Harada Oi, Ota Hiroyoshi, Nakayama Jun
Department of Pathology, Shinshu University School of Medicine, Matsumoto, Nagano, Japan.
Pathol Int. 2005 Aug;55(8):510-3. doi: 10.1111/j.1440-1827.2005.01861.x.
Malignant myoepithelioma of soft tissue is extremely rare. Presented herein is a case arising in a 17-year-old man. The tumor was initially noticed as a painless deep soft-tissue mass in the right forearm when the patient was aged 3 years. Thereafter, it grew without remarkable symptoms, such as pain or tenderness, until his visit to the hospital because of swelling of his forearm when he was 17 years old. An excisional biopsy specimen disclosed an invasive tumor exhibiting a lobular architecture. The tumor cells were arranged in a reticular and/or trabecular fashion with a myxoid background, and nuclear atypia was evident. Mitoses and tumor necrosis were also observed. Immunohistochemically, S-100 protein and epithelial markers were diffusely positive. Faint intercellular junctions and basal laminae were identified by electronmicroscopy. On the basis of these findings, the tumor was diagnosed as a malignant myoepithelioma of soft tissue. Six months later, multiple lung metastases were observed, and an open biopsy revealed a neoplasm displaying the same histological feature as the previously biopsied specimens. The patient died of his disease 18 months after the lung biopsy. Malignant myoepithelioma should be kept in mind in diagnosis of deep soft-tissue tumors with epithelioid features.

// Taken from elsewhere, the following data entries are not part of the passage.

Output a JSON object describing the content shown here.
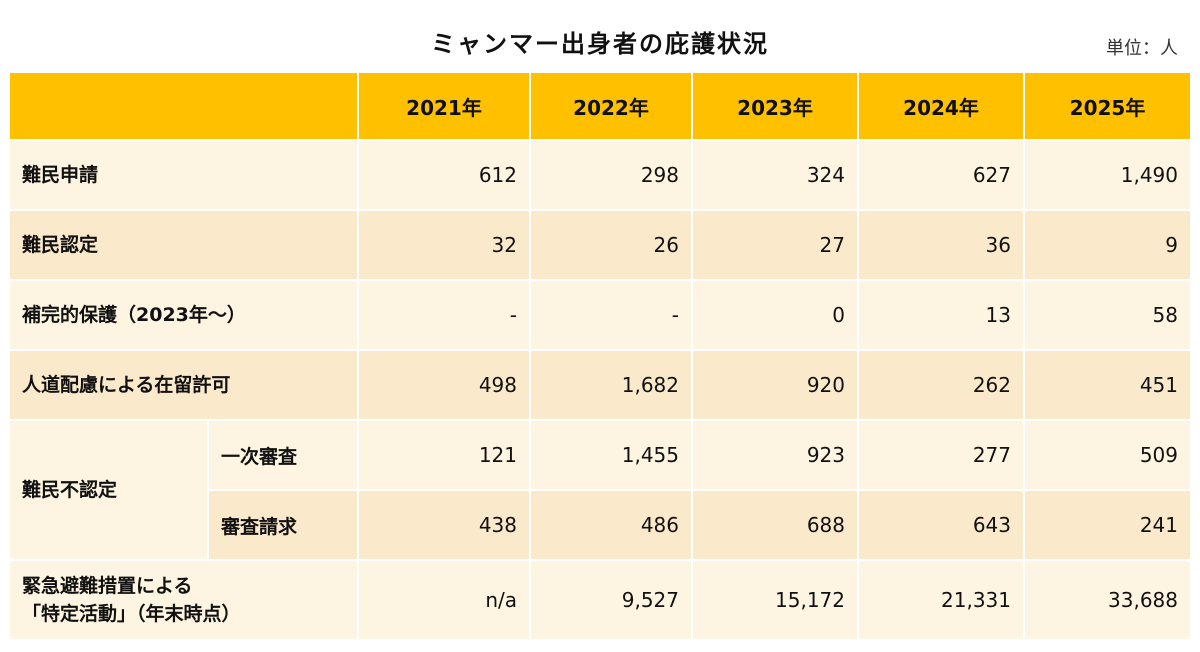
{
  "title": "ミャンマー出身者の庇護状況",
  "unit": "単位：人",
  "chart_data": {
    "type": "table",
    "title": "ミャンマー出身者の庇護状況",
    "unit": "単位：人",
    "columns": [
      "2021年",
      "2022年",
      "2023年",
      "2024年",
      "2025年"
    ],
    "rows": [
      {
        "label": "難民申請",
        "values": [
          "612",
          "298",
          "324",
          "627",
          "1,490"
        ]
      },
      {
        "label": "難民認定",
        "values": [
          "32",
          "26",
          "27",
          "36",
          "9"
        ]
      },
      {
        "label": "補完的保護（2023年～）",
        "values": [
          "-",
          "-",
          "0",
          "13",
          "58"
        ]
      },
      {
        "label": "人道配慮による在留許可",
        "values": [
          "498",
          "1,682",
          "920",
          "262",
          "451"
        ]
      },
      {
        "label": "一次審査",
        "values": [
          "121",
          "1,455",
          "923",
          "277",
          "509"
        ]
      },
      {
        "label": "審査請求",
        "values": [
          "438",
          "486",
          "688",
          "643",
          "241"
        ]
      },
      {
        "label": "緊急避難措置による",
        "label2": "「特定活動」（年末時点）",
        "values": [
          "n/a",
          "9,527",
          "15,172",
          "21,331",
          "33,688"
        ]
      }
    ],
    "group": {
      "label": "難民不認定"
    }
  }
}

软组织恶性肌上皮瘤极为罕见。本文报告1例发生于一名17岁男性的病例。该肿瘤最初在患者3岁时被发现为右前臂一个无痛性深部软组织肿块。此后,它在无疼痛或压痛等明显症状的情况下生长,直至17岁时因前臂肿胀前来就诊。切除活检标本显示为一个具有小叶结构的浸润性肿瘤。肿瘤细胞呈网状和/或小梁状排列,伴有黏液样背景,核异型明显。还观察到有丝分裂和肿瘤坏死。免疫组织化学检查显示,S-100蛋白和上皮标志物弥漫性阳性。电镜检查发现有微弱的细胞间连接和基膜。基于这些发现,该肿瘤被诊断为软组织恶性肌上皮瘤。6个月后,观察到多发肺转移,开放活检显示肿瘤具有与先前活检标本相同的组织学特征。肺活检18个月后患者死于该疾病。在诊断具有上皮样特征的深部软组织肿瘤时应考虑到恶性肌上皮瘤。